A highly critical view of investment in South African gold stocks is taken by Neil Brown and Richard Hasson, co-heads of Old Mutual's Select Equity Investments Group in South Africa, particularly in the light of their feeling that the yellow metals ‘safe haven' status has fallen away as in their words gold no longer acts in any form of anchor in the global financial system. In this respect they feel that the importance of gold shares in a portfolio is perhaps overstated.
Ultimately gold is a precious metal and an investable asset, similar to other assets such as equities. they say. Therefore, gold should also be valued against these other investment alternatives.
In their view they evaluate gold as with any other industrial commodity, looking at supply and demand fundamentals as key determinants of the gold price over time. They rate the jewellery market as being basically stable, but prone to price sensitivity while above-ground stocks, largely held by global central banks are providing the balance as mine supplies are beginning to diminish.
They thus feel it is important for the gold sector that prices should be kept at a level which enables miners to earn a fair margin, but not too high so as to encourage central bank and investor sales and the entry of new marginal mines. In their view $800 an ounce is the kind of level that the market should support.
Select Equity is particularly critical of South African gold stocks because of their historically low returns on capital which they feel have consistently destroyed shareholder value and they feel that, despite recent strong earnings growth, ever increasing mining depths and safety issues will continue to do this.
While the fund managers anticipate earnings growth in the gold sector to outperform the overall market over the next year, they feel that history suggests that in the medium to long term this advantage will not be maintained and thus they rate the gold miners as poor quality businesses in their investment terms.
As for mining stocks in general they prefer diversified stocks and prefer companies such as Anglo American and BHP Billiton. Thus they hold zero gold share exposure, but may from time to time move into a gold ETF which, they feel, gives the fund exposure to the rand gold price.

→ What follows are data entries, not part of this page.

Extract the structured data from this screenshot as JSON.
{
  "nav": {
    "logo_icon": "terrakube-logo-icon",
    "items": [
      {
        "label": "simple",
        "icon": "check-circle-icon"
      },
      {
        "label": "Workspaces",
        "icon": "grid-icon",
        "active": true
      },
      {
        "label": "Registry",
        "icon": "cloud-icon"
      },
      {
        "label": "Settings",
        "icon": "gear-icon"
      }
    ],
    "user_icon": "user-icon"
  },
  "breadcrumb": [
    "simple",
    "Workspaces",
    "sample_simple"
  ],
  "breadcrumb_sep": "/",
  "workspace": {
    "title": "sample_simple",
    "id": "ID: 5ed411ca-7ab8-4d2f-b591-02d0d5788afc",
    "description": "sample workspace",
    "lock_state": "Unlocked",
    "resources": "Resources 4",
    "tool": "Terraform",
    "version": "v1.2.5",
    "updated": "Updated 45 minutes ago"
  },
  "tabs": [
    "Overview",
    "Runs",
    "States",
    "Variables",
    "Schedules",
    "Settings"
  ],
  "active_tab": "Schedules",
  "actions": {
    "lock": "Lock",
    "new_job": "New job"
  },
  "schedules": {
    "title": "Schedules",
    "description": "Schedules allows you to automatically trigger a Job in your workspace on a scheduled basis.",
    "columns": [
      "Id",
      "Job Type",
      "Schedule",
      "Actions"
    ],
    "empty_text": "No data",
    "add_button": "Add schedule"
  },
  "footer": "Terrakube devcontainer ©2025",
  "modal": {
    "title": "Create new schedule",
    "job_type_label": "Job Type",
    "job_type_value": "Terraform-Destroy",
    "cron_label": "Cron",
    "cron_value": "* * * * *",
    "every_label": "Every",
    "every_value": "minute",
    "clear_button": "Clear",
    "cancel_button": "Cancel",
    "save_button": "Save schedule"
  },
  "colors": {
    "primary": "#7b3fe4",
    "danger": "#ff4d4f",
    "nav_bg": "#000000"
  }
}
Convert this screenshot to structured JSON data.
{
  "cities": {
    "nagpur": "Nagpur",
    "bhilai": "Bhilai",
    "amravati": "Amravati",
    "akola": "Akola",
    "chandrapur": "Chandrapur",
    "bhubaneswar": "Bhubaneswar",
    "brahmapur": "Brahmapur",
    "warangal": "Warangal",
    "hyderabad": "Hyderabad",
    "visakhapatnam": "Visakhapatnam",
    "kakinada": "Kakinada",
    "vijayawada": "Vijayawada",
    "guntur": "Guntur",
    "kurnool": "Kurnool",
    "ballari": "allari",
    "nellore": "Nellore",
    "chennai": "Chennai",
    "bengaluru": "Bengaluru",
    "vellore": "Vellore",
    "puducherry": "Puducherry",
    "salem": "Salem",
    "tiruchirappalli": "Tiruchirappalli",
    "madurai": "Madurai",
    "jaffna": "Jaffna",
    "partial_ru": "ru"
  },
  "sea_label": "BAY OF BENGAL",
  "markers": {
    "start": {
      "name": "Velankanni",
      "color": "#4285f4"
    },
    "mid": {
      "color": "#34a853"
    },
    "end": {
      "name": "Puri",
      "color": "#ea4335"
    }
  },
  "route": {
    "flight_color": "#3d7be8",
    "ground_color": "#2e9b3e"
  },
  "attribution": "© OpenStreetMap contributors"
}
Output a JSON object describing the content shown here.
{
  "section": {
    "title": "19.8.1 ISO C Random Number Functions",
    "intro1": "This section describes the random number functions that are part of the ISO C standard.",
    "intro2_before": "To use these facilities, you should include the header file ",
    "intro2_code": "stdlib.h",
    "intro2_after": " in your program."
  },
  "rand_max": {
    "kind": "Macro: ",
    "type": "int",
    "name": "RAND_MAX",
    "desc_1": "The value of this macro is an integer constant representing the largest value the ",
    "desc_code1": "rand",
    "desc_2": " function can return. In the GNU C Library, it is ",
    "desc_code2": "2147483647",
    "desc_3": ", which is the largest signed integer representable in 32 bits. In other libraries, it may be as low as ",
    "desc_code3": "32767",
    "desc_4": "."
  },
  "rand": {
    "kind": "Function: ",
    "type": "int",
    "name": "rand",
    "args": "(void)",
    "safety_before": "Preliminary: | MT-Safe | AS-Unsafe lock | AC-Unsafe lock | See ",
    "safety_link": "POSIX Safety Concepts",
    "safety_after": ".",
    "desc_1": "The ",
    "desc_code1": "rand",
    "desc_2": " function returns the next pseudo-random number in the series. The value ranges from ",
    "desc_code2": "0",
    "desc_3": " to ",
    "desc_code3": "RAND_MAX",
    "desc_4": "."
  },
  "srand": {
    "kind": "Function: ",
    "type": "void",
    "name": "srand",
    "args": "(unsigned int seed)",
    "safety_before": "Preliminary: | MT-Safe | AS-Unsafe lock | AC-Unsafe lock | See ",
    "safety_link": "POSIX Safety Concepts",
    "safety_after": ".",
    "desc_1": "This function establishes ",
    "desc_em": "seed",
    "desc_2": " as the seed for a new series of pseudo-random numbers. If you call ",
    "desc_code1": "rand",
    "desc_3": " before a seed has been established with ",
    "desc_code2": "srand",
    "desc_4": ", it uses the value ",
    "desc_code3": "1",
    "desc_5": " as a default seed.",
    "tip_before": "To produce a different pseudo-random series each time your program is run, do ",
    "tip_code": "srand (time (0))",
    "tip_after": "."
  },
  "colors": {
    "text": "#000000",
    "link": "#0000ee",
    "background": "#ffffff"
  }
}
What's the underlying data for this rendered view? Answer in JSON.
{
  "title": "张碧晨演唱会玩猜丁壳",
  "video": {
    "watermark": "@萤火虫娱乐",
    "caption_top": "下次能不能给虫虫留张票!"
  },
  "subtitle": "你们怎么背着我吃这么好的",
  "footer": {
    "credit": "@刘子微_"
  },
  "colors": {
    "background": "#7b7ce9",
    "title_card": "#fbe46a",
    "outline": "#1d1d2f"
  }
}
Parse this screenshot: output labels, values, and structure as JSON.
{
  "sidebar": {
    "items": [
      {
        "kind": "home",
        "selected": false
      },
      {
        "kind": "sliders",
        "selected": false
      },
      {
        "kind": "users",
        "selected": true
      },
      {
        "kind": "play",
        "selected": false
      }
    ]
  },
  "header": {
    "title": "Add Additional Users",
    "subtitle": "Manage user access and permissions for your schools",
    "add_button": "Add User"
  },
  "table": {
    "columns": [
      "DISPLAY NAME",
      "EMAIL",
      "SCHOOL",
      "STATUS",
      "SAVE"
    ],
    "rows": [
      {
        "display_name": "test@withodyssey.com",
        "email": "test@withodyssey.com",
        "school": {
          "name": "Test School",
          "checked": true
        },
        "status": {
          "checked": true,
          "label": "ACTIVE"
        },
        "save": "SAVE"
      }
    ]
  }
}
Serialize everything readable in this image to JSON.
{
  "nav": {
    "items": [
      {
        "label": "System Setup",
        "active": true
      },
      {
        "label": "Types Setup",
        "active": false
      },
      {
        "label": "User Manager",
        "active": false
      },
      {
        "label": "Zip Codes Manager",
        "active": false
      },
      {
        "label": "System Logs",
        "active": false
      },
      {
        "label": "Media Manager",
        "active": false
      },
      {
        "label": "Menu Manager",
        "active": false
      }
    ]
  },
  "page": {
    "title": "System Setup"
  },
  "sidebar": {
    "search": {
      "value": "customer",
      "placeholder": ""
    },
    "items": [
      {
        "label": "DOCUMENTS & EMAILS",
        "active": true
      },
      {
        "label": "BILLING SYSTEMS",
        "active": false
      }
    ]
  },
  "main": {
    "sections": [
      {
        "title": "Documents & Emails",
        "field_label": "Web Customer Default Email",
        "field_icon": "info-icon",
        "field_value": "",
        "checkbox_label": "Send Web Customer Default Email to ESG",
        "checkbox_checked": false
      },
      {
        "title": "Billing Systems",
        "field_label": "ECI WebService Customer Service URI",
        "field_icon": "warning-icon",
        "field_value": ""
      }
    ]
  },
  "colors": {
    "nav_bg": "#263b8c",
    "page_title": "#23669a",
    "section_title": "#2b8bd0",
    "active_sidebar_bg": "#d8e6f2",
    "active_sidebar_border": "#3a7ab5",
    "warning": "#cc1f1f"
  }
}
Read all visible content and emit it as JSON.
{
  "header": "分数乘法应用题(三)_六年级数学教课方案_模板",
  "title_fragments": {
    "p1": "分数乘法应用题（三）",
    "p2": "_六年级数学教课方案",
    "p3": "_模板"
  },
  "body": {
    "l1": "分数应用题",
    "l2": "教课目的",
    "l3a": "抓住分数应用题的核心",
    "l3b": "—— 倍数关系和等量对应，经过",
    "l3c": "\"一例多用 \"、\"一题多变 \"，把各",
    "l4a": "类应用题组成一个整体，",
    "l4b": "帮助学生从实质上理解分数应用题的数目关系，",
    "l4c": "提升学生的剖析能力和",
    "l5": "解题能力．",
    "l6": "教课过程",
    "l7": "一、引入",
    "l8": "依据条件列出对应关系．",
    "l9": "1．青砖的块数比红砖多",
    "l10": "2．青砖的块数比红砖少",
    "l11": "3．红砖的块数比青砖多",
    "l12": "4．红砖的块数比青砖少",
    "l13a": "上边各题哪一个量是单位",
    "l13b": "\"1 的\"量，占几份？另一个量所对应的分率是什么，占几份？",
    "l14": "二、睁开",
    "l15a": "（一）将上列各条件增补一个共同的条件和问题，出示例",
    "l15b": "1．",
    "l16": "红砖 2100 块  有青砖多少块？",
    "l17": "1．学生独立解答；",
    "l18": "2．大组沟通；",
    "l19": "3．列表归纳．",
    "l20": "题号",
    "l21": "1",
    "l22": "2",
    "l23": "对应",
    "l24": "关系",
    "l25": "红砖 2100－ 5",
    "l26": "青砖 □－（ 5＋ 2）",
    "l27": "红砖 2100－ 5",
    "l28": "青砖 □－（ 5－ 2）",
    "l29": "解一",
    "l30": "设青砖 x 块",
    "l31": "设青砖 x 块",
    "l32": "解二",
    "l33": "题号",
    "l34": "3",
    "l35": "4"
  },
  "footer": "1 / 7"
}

While these may be valid viewpoints, particularly with respect to the local South African situation and stocks quoted on the Johannesburg Stock exchange, we would probably differ on the analysts' views of gold's safe haven status. This is very much a take on the strength of the recent general stock market recovery which may yet be a false dawn. In terms of the South African stocks themselves it does seem to ignore the fact that some of the key players here are very much in a recovery phase and the short term advantages may continue for rather longer than anticipated in the report - depending of course on the progress of the gold price and the performance of the SA rand.